Hagerstown briefs

October 27, 2004|by GREGORY T. SIMMONS

Company tabbed for snow removal

The Hagerstown City Council on Tuesday officially approved hiring a company for this year's sidewalk snow-removal program, which allows the city to remove snow from public sidewalks on private property.

Servtec Custodial Inc. was approved for the contract as part of a consent agenda - usually a list of items such as purchases that is voted on as one item. The council approved the agenda 3-1, with Councilman Kristin B. Aleshire voting against the agenda. Councilman N. Linn Hendershot was not present.

The contract is the last expected change in the city's snow-removal program this year. Last year, the city met public criticism when it enforced snow-removal rules and its snow-removal contract.

As part of its contract, last year's company charged $45 per salt application.

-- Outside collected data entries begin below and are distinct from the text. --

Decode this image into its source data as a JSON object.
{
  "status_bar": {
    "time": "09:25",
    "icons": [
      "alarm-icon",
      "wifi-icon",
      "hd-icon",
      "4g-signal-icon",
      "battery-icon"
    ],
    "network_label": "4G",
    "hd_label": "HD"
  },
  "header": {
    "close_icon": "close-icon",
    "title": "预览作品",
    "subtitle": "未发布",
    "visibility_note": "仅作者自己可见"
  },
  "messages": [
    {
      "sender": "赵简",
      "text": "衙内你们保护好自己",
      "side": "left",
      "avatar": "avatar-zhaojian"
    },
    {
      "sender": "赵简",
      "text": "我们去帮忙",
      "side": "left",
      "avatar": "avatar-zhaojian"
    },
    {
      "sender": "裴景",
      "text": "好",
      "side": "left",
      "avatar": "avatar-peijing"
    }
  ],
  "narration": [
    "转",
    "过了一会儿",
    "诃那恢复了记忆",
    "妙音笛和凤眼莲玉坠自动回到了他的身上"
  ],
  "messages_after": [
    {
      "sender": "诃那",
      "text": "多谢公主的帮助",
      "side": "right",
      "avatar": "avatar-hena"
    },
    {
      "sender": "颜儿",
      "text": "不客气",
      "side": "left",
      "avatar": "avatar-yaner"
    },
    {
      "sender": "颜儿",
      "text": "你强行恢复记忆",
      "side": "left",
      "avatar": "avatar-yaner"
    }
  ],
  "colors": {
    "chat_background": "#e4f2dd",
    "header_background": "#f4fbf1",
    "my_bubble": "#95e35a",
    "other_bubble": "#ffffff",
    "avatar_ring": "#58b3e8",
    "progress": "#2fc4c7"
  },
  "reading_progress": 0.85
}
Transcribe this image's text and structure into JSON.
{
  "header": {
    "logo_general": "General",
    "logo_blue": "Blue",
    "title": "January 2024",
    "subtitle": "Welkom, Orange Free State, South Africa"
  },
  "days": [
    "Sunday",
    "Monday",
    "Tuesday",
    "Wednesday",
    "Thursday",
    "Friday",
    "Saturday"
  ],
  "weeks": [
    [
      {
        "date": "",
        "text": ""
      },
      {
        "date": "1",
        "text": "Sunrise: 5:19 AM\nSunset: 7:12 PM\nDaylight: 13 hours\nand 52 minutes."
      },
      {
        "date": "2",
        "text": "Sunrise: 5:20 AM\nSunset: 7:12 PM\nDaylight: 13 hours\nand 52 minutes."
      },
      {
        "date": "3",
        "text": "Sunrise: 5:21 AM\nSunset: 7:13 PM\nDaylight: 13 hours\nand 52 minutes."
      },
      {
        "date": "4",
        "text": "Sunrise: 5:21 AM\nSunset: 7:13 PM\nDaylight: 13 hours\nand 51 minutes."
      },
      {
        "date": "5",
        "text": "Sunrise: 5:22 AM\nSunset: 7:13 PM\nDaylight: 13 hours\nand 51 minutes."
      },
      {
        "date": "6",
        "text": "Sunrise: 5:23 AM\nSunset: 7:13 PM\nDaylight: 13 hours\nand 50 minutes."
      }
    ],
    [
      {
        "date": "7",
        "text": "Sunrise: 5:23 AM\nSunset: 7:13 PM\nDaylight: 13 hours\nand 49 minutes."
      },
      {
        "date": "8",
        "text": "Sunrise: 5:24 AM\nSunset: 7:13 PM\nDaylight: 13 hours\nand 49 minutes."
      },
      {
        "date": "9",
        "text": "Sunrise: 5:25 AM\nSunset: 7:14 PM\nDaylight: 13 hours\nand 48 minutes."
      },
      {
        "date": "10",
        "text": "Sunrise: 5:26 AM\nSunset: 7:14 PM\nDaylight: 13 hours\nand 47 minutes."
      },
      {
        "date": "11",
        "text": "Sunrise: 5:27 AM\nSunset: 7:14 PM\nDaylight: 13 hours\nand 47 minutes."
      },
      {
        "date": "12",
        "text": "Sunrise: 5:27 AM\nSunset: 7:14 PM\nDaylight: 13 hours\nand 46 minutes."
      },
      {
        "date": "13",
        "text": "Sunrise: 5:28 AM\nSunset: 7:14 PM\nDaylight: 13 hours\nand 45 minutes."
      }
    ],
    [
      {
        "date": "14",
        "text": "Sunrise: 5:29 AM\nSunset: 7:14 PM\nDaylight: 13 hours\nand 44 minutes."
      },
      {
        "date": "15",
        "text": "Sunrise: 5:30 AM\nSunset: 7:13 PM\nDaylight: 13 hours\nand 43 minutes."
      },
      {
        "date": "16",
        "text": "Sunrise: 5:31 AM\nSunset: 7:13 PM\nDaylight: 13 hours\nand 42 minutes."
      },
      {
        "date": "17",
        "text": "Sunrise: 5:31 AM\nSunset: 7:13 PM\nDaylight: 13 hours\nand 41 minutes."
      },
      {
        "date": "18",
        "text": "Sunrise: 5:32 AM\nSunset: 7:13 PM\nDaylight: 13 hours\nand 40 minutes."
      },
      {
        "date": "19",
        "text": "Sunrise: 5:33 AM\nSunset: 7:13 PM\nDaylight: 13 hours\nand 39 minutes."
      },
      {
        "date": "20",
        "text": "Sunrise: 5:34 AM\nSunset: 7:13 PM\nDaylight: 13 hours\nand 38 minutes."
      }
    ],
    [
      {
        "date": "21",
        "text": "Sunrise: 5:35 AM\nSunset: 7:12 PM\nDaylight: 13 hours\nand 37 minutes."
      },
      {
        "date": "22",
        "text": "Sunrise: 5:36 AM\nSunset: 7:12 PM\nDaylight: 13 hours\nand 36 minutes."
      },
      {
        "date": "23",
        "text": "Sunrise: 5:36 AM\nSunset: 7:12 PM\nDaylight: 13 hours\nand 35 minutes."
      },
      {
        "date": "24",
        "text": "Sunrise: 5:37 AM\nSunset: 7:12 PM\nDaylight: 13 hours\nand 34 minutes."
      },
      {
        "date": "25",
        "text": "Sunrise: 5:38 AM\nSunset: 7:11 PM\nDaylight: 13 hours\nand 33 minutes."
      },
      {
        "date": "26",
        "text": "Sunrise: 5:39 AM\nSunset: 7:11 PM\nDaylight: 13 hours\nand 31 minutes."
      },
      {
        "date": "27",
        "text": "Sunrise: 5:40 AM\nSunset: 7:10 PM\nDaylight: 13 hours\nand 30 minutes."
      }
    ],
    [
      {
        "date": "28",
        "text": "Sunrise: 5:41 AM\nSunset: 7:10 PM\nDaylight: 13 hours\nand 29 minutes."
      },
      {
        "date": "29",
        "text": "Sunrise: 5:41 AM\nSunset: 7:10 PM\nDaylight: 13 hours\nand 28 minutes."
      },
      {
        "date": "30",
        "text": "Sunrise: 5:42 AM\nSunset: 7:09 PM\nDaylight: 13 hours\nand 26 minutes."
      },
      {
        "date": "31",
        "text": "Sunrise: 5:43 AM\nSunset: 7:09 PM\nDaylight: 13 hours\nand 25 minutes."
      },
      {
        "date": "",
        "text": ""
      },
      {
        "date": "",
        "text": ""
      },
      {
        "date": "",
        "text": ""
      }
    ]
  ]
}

Servtec will charge $17 per 50-pound bag of salt it uses. Servtec's labor and equipment charges are about half of last year's charges.


Ice rink proposal to move ahead

The Hagerstown City Council gave official approval Tuesday to move ahead with a new agreement that would provide for more financial control of the group that is managing the Hagerstown Ice & Sports Complex.

The City Council voted 3-1 to proceed with the agreement. Councilman Kristin B. Aleshire voted against the agreement, and Councilman N. Linn Hendershot was not present.

City officials said earlier this month that the Washington County Sports Foundation, which is in an agreement with the city to manage the rink, has not been able to break even on its finances. Officials said the new agreement, which has yet to be written, would allow the sports foundation to improve its finances and expand programs at the rink.

Residents speak out on big-box stores

Three people who live near an area being considered for commercial development on Tuesday called on the City Council to be careful in its consideration of a new ordinance that would set limits on so-called big-box stores.

The ordinance being discussed during a public hearing before the City Council would set minimum limits on the amount of space that could be between a building in a C4 district, which includes big-box stores, and other properties.

For instance, a building in a C4 district would have to be 100 feet from a residential property line, although the proposal does not govern parking lots.

Jim Laird, one of the residents who voiced his opinion, said parking areas near his home's back yard could be "devastating. ... The last thing we want is a street or parking lot 10 feet from our back property line."